Yesterday, I met with some of our Hale Kula teachers who were able to attend the International Society for Technology in Education Conference in San Diego last week. We never know ahead-of-time whether it is "worth it" to send a team to the mainland for a conference. Well, it was obvious that not only are these three teachers raring-to-go with their awareness of new resources, apps, project ideas, and opportunities to collaborate and communicate with others around the USA and the world, they feel a responsibility to be change-agents at our school and in our District. One of the "big ideas" they emphasized in their conversation with me was something they heard over and over again at the conference - if we want to transform our schools,we need to start at the top.

 So taking that to heart, let me reflect on our journey at Hale Kula Elementary School and ponder how to move forward to infuse 21st Century technology skills and knowledge to equip our students for success in their future.

 When I became principal in February 2003, our technology lab consisted of fifteen old Macs. Classrooms were lucky if they had one computer for student use. We were already in the 21st Century, yet our students and teachers had limited access to the tools they would need to be successful. Today, thanks to generous grants and a different formula for school funding, we have two tech labs and three mobile labs, an iPad lab, an iPod Touch lab, and computers in every classroom. However, if I am honest about how we are using these tech tools, I have to admit that we are still in the early stages of implementation.
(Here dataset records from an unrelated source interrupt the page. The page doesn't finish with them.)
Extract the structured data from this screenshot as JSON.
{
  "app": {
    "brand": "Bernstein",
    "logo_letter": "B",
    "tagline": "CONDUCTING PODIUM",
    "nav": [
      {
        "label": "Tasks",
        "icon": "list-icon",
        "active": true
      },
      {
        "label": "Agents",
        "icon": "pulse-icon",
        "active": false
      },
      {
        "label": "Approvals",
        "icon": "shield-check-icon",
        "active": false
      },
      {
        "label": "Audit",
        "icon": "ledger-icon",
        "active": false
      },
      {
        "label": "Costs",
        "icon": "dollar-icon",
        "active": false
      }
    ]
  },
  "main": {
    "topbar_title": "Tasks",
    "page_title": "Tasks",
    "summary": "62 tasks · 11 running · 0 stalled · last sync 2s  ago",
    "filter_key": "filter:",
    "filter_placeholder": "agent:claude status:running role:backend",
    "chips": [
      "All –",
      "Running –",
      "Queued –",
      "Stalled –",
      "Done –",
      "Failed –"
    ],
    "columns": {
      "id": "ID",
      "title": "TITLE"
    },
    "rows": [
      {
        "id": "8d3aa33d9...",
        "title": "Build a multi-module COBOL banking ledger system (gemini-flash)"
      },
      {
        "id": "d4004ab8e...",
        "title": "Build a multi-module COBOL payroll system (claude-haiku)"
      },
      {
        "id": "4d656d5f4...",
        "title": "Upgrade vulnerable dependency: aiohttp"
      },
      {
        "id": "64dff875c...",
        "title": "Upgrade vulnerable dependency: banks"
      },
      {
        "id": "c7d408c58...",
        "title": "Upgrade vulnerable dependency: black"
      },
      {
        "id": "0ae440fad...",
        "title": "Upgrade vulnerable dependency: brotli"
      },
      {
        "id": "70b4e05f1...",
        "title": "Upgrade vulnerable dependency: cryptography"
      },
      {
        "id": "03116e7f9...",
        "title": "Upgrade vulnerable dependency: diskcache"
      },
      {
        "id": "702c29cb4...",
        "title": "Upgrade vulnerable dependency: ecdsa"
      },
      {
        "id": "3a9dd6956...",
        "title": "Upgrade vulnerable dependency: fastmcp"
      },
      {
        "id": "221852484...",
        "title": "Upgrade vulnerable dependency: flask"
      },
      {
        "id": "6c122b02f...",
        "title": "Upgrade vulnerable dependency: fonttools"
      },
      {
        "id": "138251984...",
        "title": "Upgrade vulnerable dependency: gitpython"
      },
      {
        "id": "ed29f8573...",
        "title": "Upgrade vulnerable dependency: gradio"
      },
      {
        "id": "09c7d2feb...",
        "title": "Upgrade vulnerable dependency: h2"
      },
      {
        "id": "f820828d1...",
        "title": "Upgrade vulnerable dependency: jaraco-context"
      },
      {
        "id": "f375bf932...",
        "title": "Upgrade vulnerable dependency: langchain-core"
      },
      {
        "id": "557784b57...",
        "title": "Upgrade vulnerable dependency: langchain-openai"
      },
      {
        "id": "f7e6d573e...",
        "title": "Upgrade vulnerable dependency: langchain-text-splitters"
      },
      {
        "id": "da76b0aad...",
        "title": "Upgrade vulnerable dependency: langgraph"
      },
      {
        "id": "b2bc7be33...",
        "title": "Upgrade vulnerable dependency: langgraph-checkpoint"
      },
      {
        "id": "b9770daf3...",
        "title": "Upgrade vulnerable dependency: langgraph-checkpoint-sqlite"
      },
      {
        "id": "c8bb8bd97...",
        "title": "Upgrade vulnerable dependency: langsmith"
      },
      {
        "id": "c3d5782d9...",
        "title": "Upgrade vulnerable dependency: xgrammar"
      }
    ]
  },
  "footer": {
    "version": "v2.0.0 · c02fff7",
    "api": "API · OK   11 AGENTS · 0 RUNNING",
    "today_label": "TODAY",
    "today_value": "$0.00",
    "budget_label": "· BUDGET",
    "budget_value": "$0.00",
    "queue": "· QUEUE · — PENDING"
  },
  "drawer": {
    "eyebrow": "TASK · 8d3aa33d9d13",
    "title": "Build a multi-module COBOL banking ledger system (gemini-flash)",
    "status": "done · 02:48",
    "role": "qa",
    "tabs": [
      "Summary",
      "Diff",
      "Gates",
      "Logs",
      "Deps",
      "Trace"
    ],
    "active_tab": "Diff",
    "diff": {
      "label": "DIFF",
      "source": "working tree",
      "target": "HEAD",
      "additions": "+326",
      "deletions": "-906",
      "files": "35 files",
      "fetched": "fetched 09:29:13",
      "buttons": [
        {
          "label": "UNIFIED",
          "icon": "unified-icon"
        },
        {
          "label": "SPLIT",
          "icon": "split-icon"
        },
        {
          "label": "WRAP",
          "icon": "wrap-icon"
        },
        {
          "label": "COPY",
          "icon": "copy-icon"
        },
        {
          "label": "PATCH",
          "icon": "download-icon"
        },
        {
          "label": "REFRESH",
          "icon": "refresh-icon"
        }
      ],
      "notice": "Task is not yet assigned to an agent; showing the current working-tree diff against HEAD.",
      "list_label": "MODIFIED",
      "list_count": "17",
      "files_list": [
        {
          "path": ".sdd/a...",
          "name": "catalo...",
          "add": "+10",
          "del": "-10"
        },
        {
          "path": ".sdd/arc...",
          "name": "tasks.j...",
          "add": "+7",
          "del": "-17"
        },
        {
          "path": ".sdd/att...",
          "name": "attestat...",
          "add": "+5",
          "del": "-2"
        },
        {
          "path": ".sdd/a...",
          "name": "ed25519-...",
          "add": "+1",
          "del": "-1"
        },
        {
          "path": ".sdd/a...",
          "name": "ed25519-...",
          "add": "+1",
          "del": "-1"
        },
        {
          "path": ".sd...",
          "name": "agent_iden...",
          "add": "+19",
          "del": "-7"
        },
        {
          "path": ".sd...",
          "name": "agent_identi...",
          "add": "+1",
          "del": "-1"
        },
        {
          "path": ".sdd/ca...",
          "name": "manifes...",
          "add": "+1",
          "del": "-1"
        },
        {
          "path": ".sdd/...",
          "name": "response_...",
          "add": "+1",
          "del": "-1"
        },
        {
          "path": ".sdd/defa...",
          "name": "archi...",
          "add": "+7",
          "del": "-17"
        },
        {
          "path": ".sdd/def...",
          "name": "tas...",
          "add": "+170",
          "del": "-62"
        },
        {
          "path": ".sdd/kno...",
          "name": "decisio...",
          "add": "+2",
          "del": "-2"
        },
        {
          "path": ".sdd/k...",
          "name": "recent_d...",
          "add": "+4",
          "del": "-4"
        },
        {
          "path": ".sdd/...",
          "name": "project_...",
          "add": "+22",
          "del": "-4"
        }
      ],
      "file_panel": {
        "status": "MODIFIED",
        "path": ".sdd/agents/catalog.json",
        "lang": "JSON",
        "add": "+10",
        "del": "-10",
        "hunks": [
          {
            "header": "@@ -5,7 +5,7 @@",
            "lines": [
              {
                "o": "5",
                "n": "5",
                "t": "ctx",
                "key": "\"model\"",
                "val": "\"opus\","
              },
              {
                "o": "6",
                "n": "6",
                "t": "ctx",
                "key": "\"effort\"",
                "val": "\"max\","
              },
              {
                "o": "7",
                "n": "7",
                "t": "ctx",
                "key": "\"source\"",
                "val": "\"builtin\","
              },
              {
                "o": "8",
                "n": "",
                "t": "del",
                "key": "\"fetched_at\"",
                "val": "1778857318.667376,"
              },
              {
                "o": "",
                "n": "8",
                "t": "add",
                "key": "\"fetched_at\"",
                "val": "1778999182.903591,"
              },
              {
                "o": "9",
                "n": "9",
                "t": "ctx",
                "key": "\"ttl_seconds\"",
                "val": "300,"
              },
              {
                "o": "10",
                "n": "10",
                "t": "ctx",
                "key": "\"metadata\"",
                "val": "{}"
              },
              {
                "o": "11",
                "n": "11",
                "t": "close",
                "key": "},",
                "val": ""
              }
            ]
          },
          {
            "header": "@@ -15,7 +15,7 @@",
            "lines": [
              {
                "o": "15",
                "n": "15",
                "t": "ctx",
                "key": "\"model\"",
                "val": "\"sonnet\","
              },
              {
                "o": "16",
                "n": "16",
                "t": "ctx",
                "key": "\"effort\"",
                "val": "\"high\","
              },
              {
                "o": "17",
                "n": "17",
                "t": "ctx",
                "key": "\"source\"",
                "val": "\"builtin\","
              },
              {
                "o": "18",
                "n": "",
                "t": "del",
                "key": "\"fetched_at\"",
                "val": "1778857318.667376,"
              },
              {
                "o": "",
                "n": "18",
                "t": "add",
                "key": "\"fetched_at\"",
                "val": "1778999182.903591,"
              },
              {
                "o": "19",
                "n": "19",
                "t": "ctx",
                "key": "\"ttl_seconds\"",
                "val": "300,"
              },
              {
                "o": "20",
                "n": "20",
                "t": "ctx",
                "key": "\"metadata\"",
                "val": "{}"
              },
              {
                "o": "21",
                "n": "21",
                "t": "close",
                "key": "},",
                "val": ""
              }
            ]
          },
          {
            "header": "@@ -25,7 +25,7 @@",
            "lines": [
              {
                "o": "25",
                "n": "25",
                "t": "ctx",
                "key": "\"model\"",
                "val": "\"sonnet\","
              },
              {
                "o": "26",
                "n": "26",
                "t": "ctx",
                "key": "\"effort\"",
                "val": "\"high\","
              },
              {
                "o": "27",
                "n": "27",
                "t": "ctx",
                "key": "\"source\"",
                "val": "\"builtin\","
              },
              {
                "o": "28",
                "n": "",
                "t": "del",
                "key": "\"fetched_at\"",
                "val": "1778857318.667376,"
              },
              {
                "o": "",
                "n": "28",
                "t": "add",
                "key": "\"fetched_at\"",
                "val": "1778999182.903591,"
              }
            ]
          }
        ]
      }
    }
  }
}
These tech tools are mostly used to practice skills, take assessments, or to research information for a unit the class is studying.  Where are the 4C's which define how students should be using technology -to develop critical thinking, to communicate,  to collaborate, and to create?

Some of our teachers have embraced the use of technology with their students.  After attending local conferences or training sessions or by observing other teachers model use of a web2.0 tool and trying it out themselves, they are hooked.  We have exciting examples of student work as a testament to possibilities of what can be done.  However, we need to ensure that every student in every grade level has the opportunity to gain the skills they need to demonstrate the 4C's through their work.

So what's next?  Step one is to model the use of  tech and web2.0 tools in my role as principal.  With a new school year beginning in less than three weeks, there's not much time left to plan!  As we move forward towards a change in how we teach and learn at Hale Kula, my goal is to use this blog to share reflections, successes, lessons learned,, and next steps.  Hopefully, I'll have lots of student examples to share!